The relationship between the artist/gallerist and the artwork buyer is important, shares Healy. “I have art collectors who only buy artists that they know personally, but most of my buyers don’t know the artist personally. As a gallerist the personal connection is very important, but I sell quite a bit electronically and in fairs where nobody knows me. At the end of the day is all about the work and that’s the way it should be. Collectors have so much information so now it’s easier to make decisions based on research.”
When asked what the perfect age for a collector to begin collecting is, Healy confides her point of view. “You can start as a ten-year-old with an original print that speaks to you. Print-making techniques like woodcut, lithography, etching, etc. have been around for centuries. There is this misconception that prints are not original, yet they definitely are because they were created with a specific technique in mind. The difference between print and paintings is that they are not unique. Printmaking usually forms part of a limited edition.”
We believe that art influences culture and fashion in Texas and Ruiz-Healy agrees. “Nowadays with digital information so engrained in our lives the intersections of art, culture, fashion, and food are more and more married. I think that culture influences art and very frequently art inspires fashion. We all live feeding each other in more ways that we can think of.”
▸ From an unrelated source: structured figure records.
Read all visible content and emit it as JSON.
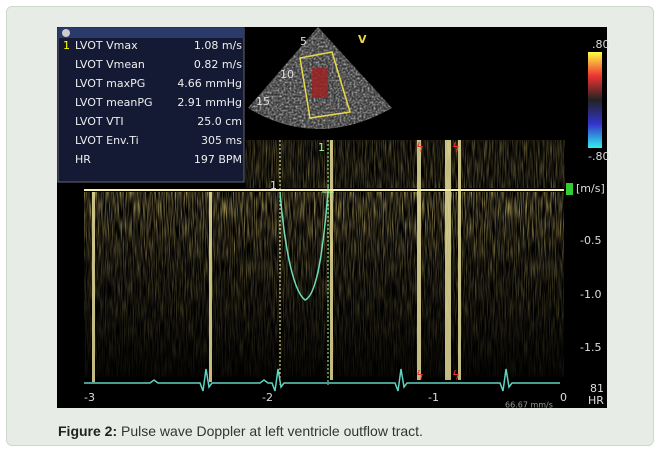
{
  "measurements": [
    {
      "label": "LVOT Vmax",
      "value": "1.08 m/s"
    },
    {
      "label": "LVOT Vmean",
      "value": "0.82 m/s"
    },
    {
      "label": "LVOT maxPG",
      "value": "4.66 mmHg"
    },
    {
      "label": "LVOT meanPG",
      "value": "2.91 mmHg"
    },
    {
      "label": "LVOT VTI",
      "value": "25.0 cm"
    },
    {
      "label": "LVOT Env.Ti",
      "value": "305 ms"
    },
    {
      "label": "HR",
      "value": "197 BPM"
    }
  ],
  "measurement_index": "1",
  "sector": {
    "marker": "V",
    "depths": [
      "5",
      "10",
      "15"
    ]
  },
  "color_scale": {
    "top": ".80",
    "bottom": "-.80"
  },
  "velocity_scale": {
    "unit": "[m/s]",
    "ticks": [
      "-0.5",
      "-1.0",
      "-1.5"
    ]
  },
  "time_axis": {
    "ticks": [
      "-3",
      "-2",
      "-1",
      "0"
    ],
    "sweep": "66.67 mm/s"
  },
  "cursor_labels": [
    "1",
    "1"
  ],
  "heart_rate": {
    "value": "81",
    "label": "HR"
  },
  "caption": {
    "label": "Figure 2:",
    "text": "Pulse wave Doppler at left ventricle outflow tract."
  }
}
In fact, art affects and influences every Texan, shares Ruiz-Healy. “Art can be many things for different people. In general good art has a distinctive presence and is many times a conversation piece. Texans enjoy beautiful clothes, homes, gardens and you have to have the art for to make your surroundings more special. The level of sophistication that art brings to a home cannot be match by anything else. You can have a beautiful hand painted wall paper but it’s just a nice wall paper it’s not a timeless work of art.”
“Good art is a special paragon of a club where most informed and sophisticated people want to belong to,” she says and we couldn’t agree more as the landscape of the Texas art scene will continue to revolve.